Lenin’s physical debility and political inactivity frustrated him. His tirades stemmed from irritation with what he heard about shifts in official policy. In each instance he found Stalin in disagreement with him. A dispute had been brewing about foreign trade since November 1921.26 Although Lenin had promoted the expansion of the private sector under the NEP, he drew the line at ending the state’s monopoly on commercial imports and exports. Others in the Central Committee, led by Finance Commissar Sokolnikov and supported by Stalin, regarded this as impractical. Sokolnikov had a point. The creaky state bureaucracy was incapable of pursuing all opportunities for trade abroad. The frontiers were not effectively sealed; smugglers were doing business unimpeded and untaxed by the authorities. If the purpose of the NEP was to regenerate the economy, then permission for a widening of the limits of legal private engagement in foreign trade would help. Lenin refused to listen. It had become an article of faith for him to turn the Soviet state into an economic fortress against infiltration by unsupervised influences from abroad.
Lenin had to seek friends outside his previous group. Sokolnikov was with him. Also strongly on his side was the People’s Commissar for Foreign Trade Lev Krasin; but Krasin carried little weight in the Party Central Committee. The most influential advocate of a position similar to Lenin’s was in fact the person who himself had argued that Lenin had removed too much state regulation from the running of the economy at home: Trotski.

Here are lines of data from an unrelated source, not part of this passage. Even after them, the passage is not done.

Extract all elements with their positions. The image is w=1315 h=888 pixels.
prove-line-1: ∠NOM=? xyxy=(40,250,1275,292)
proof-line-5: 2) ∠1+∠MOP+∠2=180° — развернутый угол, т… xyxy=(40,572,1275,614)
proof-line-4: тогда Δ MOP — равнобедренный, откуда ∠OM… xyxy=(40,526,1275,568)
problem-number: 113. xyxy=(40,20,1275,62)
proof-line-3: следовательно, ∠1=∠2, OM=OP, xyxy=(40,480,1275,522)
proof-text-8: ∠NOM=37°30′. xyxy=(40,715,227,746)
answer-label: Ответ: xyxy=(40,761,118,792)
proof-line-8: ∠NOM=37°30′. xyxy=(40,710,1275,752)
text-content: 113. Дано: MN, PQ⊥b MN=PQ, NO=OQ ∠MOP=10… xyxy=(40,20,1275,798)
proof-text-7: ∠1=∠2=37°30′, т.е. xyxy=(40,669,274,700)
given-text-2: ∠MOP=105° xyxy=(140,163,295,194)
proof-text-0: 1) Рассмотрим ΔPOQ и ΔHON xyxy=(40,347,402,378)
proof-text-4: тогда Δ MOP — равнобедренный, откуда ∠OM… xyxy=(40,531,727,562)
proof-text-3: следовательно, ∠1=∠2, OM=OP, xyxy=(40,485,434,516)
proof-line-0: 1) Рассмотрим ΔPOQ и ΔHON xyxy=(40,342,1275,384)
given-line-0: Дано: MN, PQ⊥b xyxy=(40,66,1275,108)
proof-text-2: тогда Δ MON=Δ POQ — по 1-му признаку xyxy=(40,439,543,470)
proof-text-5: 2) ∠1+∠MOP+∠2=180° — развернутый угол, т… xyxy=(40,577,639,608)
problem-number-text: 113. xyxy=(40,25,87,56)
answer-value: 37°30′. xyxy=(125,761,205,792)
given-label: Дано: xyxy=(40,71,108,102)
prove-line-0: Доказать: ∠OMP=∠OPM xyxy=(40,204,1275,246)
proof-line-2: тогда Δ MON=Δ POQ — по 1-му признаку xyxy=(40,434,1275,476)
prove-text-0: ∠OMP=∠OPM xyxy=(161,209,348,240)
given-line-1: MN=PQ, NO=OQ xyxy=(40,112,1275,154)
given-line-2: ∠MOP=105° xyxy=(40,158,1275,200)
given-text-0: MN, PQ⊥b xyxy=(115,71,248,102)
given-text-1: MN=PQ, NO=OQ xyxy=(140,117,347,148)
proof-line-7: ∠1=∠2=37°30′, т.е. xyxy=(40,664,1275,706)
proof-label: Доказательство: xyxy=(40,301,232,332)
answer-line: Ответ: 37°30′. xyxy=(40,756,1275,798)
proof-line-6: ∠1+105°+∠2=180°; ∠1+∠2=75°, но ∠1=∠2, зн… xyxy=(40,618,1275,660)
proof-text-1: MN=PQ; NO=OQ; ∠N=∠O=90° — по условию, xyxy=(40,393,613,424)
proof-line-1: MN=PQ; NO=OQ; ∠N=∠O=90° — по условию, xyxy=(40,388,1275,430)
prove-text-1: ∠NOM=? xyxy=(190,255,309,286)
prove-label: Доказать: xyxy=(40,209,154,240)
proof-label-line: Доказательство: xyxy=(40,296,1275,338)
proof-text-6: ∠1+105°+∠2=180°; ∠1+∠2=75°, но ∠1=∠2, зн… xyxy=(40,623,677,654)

The growing alliance of convenience between Lenin and Trotski came into existence only slowly. Suspicion persisted on both sides about current economic measures. But a second matter meanwhile unsettled Lenin’s relationship with Stalin in summer 1922 when the constitutional discussions about the future of the Soviet state came to a head. To Lenin it seemed crucial that the Soviet republics established since 1918 should be joined on equal terms in a federal structure. Formally, the impression had to be given that, although the state would be run from Moscow, the communist rulers rejected all tendencies of ‘Great Russian chauvinism’. The RSFSR, vast as it was, would be but one Soviet republic alongside the Soviet republics of Ukraine, Belorussia and the Transcaucasian Federation. Lenin wanted the new federal state to be called the Union of Soviet Republics of Europe and Asia. This had always been his goal. (He had explained this in his confidential correspondence with Stalin in mid-1920.)27 Lenin was not aiming to run down the influence of the Bolsheviks in the Comintern. But his medium-term objective was genuinely internationalist, and he thought that the name and structure of the projected federal state ought to mirror this.
Stalin, however, wished to expand the RSFSR over the entire territory held by Soviet republics and to provide Ukraine, Belorussia and the Transcaucasus with the same status as existing ‘autonomous republics’ of the RSFSR such as the Bashkirian Autonomous Soviet Socialist Republic. The state would remain designated as the RSFSR. Stalin could argue that he was only proposing what the Bolsheviks had always said they would supply in their socialist state: ‘regional autonomy’. Lenin and Stalin had long asserted, since before the Great War, that this would be the party’s solution to the yearnings of the ‘national minorities’. Stalin wanted to prevent the Soviet republics from privileging those nations after which each such republic had been named. It was for this reason that he had proposed that the Soviet republics formed in Azerbaijan, Armenia and Georgia in 1920–1 should be gathered together in a Transcaucasian Federation within the RSFSR. This was his device to stop local nationalisms getting further out of hand as had happened in previous years. He regarded Lenin’s demand for a formal federal structure as having the potential to undermine the whole state order. With characteristic brusqueness he dismissed it as ‘liberalism’.